Алика мило улыбнулась.
— Если вас не затруднит.
— Для красивой женщины у меня всегда найдётся время, — он взял её дрогнувшую ладонь и поднёс к губам. Его племянники переглянулись, а затем Алика поймала на себе заинтересованный взгляд Бесо.
— Мне, наверное, уже пора. Спасибо за угощение.
— Вас подвезти? — предложил Зураб. — Я могу вызвать вам такси, если вы опасаетесь садиться в машину с незнакомцем.
— Не стоит, я пройдусь пешком.
— На шпильках? — Зураб недоумённо поднял брови.
— Вы удивитесь, когда узнаете, сколько может пройти женщина на шпильках. Я привыкла.
— Возьмите визитку. Здесь мой личный телефон, — он вынул из кармана пиджака золотой «Паркер» и быстро черкнул несколько цифр на обороте. Алика спрятала картонный прямоугольник в сумочку и поднялась. Мужчины, как по команде, поднялись тоже.
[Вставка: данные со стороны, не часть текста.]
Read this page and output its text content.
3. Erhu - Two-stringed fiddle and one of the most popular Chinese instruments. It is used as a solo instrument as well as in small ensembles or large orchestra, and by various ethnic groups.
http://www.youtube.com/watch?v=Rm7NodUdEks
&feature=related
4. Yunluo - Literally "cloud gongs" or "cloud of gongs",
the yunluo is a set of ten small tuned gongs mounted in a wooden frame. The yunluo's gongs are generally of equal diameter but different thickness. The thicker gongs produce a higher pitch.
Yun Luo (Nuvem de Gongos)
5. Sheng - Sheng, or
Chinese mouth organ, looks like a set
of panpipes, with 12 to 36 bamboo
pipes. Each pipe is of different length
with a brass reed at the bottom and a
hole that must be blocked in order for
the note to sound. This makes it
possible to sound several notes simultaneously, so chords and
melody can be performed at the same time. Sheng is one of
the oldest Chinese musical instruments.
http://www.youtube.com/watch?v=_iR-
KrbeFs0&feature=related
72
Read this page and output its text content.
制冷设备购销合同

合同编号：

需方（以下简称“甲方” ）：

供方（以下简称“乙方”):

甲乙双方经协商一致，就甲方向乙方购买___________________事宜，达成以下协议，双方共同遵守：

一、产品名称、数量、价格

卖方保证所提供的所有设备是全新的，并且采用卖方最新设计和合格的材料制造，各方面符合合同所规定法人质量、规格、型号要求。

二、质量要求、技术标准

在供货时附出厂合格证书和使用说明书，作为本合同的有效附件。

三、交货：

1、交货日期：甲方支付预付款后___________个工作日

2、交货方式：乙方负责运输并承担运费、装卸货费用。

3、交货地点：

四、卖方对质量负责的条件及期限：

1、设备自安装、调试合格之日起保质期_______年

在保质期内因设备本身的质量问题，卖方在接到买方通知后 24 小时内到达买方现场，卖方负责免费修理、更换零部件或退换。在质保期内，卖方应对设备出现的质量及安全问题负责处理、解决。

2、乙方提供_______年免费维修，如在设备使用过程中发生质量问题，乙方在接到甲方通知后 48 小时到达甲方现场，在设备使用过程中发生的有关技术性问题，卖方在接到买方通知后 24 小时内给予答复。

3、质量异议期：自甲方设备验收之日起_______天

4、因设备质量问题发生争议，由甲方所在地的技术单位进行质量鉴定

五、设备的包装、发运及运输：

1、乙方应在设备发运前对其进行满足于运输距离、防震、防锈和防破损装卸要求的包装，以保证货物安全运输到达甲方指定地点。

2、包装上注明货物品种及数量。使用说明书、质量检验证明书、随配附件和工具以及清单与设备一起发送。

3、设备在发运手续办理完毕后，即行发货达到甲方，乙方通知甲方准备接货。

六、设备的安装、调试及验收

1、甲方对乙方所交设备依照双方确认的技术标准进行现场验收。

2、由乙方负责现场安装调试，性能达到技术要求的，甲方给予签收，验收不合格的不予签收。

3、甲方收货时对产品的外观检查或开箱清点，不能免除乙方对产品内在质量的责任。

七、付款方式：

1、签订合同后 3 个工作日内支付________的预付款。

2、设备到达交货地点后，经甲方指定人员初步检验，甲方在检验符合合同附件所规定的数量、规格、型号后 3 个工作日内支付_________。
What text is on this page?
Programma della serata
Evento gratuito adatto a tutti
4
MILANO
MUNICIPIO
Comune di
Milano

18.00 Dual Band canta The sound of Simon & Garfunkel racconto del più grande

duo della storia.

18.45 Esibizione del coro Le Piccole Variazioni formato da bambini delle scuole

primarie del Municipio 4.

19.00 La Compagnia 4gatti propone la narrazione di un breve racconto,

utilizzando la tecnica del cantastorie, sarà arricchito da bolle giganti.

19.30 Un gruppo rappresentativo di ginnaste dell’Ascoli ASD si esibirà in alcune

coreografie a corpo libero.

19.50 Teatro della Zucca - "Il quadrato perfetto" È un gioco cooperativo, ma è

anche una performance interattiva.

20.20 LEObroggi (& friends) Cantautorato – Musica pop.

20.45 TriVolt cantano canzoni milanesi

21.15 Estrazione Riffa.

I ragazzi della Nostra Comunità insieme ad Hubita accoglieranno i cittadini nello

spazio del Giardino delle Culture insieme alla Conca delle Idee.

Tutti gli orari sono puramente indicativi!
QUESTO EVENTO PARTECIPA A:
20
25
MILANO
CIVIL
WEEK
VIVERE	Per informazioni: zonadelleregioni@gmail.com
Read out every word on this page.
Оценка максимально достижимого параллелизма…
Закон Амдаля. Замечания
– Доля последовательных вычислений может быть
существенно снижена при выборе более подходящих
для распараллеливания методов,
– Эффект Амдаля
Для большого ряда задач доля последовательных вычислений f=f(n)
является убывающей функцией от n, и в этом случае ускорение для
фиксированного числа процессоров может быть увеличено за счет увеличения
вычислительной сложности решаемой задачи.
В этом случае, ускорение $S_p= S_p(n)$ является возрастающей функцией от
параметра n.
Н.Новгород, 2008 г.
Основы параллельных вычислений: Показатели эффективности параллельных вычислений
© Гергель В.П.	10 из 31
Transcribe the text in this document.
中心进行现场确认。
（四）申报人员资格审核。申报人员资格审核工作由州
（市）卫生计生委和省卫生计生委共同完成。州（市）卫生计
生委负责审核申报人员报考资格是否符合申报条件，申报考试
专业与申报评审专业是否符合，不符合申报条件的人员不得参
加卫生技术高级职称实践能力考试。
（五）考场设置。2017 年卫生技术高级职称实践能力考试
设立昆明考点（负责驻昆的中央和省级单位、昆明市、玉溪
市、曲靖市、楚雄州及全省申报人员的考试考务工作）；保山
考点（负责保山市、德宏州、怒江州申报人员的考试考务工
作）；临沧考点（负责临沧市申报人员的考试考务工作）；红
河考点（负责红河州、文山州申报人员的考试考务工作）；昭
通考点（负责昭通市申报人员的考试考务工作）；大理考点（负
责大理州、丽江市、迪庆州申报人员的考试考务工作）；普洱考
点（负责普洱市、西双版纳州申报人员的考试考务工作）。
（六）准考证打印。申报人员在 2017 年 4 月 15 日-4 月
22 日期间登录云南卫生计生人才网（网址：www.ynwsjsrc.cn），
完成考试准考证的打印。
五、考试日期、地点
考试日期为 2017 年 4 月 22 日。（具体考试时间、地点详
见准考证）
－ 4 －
— Очень рад знакомству с вами. Вы женщина удивительной красоты, — на этот раз Зураб сердечно улыбнулся ей.
— Я тоже рада, Зураб Нотарович. Бесо, Тимур, — она кивнула племянникам Зураба.
Зураб проводил её до выхода, галантно поцеловав руку на прощание. Выйдя из ресторана, она вытерла ладонь о платье и нервно закурила. Ей совсем не хотелось сближаться с этим кавказцем. Он не был похож на тех лохов, которых она дурила по приказу Осокина ранее. Те сразу попадали под влияние её магнетических женских чар, ей даже не нужно было прилагать ни единого усилия. Достаточно было просто улыбаться и позволять им очаровываться. А этот мужчина был другим. Умным, хитрым, жестоким. Ей казалось, что от него пахло кровью, и этот запах не мог скрыть дорогой одеколон «Фаренгейт».
Двое мужчин в чёрных кожаных куртках вышли вслед за нею. У одного был нехороший взгляд убийцы и лицо, испещрённое шрамами. Алика быстро навесила на лицо скучающее выражение и отшвырнула сигарету на тротуар. Взбила волосы лёгким движением руки и, перекинув сумочку на другое плечо, быстро зашагала по проспекту.